Both inhibiting ferroptosis and deleting hepatic Slc39a14 alleviates CCl₄-induced fibrosis in Trf-LKO mice. Control, Trf-LKO, and DKO mice were treated with vehicle (oil) or CCl₄, and liver sections were obtained and stained with Masson’s trichrome (A), Sirius Red (B), or 4-HNE (C); the scale bars represent 100 μm. Hepatic MDA (D) and non-heme iron (E) were measured in the indicated mice (n = 4-5 mice/group). *P < .05, **P < .01, one-way analysis of variance with Tukey’s post hoc test. n.s., not significant.

Figure 6.

Patients with liver cirrhosis have reduced serum Trf levels. (A) Trf was measured in serum samples obtained from 48 patients with cirrhosis and 52 healthy control subjects. (B-E) The indicated indices of liver fibrosis were measured in the serum of 48 patients with liver cirrhosis and are plotted against serum Trf concentration. The data in panel A were analyzed by using a Student t test; the data in panels B-E were analyzed by using Pearson’s correlation coefficient (r).

Figure 7.

Hepatic Trf, iron, MDA, and SLC39A14 levels in liver biopsy samples obtained from patients with liver cirrhosis and in Trf-LKO mice.

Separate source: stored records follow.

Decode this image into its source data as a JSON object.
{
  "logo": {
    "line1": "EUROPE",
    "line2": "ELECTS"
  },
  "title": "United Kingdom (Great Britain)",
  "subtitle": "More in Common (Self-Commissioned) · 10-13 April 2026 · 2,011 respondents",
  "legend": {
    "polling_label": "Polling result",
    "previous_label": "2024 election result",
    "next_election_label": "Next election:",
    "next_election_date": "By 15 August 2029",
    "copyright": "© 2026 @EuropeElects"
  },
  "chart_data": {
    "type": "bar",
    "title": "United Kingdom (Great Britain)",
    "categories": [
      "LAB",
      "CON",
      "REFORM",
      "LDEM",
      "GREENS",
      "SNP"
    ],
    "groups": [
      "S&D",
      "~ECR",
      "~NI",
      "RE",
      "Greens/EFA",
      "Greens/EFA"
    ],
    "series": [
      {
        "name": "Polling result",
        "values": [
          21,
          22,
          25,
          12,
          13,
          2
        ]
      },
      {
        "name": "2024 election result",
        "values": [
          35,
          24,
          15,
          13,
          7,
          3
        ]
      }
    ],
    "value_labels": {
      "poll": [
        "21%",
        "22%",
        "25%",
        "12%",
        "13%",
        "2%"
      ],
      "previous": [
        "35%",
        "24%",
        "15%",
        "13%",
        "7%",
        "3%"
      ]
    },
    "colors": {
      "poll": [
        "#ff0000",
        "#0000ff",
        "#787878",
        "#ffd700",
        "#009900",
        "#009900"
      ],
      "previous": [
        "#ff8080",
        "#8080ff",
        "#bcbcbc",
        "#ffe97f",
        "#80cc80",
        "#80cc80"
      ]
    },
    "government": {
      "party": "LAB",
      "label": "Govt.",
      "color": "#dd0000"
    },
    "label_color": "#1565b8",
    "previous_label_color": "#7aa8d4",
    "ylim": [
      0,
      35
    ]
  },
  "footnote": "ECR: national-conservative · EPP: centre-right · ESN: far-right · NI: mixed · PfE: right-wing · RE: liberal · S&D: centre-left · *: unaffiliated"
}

Liver biopsy samples were obtained from 20 patients with liver cirrhosis and 20 control subjects who underwent resection for hepatocellular carcinoma. (A,B) Representative images of liver sections stained with Masson’s trichrome, Trf IHC, Perls Prussian blue, MDA IHC, and SLC39A14 IHC. (C) Quantitative analyses of Trf, MDA, and SLC39A14 staining of liver sections obtained from control and cirrhotic biopsy samples. (D) Representative images of murine liver sections stained with Slc39a14 obtained from 12-week-old SID-fed and HID-fed control mice and Trf-LKO mice. The scale bars represent 100 μm. (E) Quantitative analyses of hepatic Slc39a14 staining from 12-week-old SID-fed and HID-fed control mice and Trf-LKO mice. *P < .05, **P < .01, Student t test.